Si les secours tardent à arriver, on va nous trouver morts tous les cinq. Puisque je ne peux pas sauter – et d'ailleurs, si je pouvais sauter, c'est que nous n'aurions pas de problème d'oxygène, évidemment – je vais utiliser mon foulard. Je suis la plus âgée d'entre nous ; à quatre, vous pouvez vous en sortir.
Mais il n'en est pas question ! s'est exclamé Miguel. C'est grâce à des professeurs investis comme vous que j'ai pu aller au bout de mes études et devenir médecin, figurez-vous. C'est moi qui vais utiliser votre foulard.
Vous ne pouvez pas faire ça, a dit ma mère, vous aurez encore bien plus de quatre vies à sauver dans votre métier. En nous sauvant, vous condamneriez des dizaines de personnes, simple mathématique.
Ma vocation est de sauver des vies en effet, et une chose est sûre : ce n'est pas en nous sacrifiant tous les cinq que j'y parviendrai ! a répliqué Miguel.
Je prends le foulard, a dit ma mère, et j'ai un motif bien particulier de le faire. Quand Diego est né, le cordon s'est rompu et il a perdu beaucoup de sang. C'est à un médecin consciencieux comme vous qu'il doit d'être parmi nous aujourd'hui.

Diego, c'est moi. J'ai réalisé à cette seconde la gravité de la situation : je risquais de perdre ma maman chérie. Alors, je me suis mis à hurler : « Non, non ! Pas ma maman ! C'est moi qui prends le foulard ! » Moins de dix secondes plus tard, un liquide chaud a giclé sur nous. Pablo venait de se servir de l'aiguille de sa seringue pour se déchirer la carotide d'un coup sec. Dans un râle, il a réussi à articuler : « J'espère... qu'ils vont venir... à temps. »
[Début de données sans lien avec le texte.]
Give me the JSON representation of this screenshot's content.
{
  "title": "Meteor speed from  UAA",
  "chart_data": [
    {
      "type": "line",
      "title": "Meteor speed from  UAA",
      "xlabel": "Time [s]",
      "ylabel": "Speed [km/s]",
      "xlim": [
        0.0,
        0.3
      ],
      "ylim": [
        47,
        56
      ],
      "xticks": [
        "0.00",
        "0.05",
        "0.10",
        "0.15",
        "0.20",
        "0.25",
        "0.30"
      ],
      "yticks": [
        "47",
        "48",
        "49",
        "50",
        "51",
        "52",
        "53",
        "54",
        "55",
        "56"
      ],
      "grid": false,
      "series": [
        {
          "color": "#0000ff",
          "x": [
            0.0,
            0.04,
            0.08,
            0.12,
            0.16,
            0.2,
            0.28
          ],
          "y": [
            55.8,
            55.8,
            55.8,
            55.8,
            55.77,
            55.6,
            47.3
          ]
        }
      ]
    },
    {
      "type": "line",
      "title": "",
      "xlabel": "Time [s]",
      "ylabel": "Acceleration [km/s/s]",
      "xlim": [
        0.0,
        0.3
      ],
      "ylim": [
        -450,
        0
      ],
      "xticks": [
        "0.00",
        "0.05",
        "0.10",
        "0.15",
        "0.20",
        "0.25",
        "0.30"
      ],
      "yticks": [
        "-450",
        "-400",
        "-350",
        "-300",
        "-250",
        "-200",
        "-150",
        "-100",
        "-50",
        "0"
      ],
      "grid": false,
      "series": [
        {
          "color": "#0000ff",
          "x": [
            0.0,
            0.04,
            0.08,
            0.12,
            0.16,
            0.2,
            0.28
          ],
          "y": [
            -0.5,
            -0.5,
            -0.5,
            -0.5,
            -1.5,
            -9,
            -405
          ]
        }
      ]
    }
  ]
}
Nous avons été sauvés, tous les quatre, bien chamboulés comme vous l'imaginez. Je n'ai pas revu le professeur ni le médecin. J'ai trente-cinq ans à présent, j'ai fait des études de psychologie et suis devenu praticien spécialisé dans la toxicomanie et les addictions. Selon toute vraisemblance, le projet de construction d'un établissement de repos sur le Cerro de San Bernardo a été abandonné. En revanche, une maison d'accueil pour jeunes toxicomanes va ouvrir au centre de Salta. Elle s'appellera « la Casa Pablo ». Un garçon, qui avait l'air égaré, sans âme et sans repères, s'est dessaisi de sa vie pour moi, pour nous, de parfaits inconnus. Il l'a fait sans un mot, sans aucun calcul. Quels que soient les déserts que l'on traverse, on est intimement et profondément relié à tous les êtres vivants.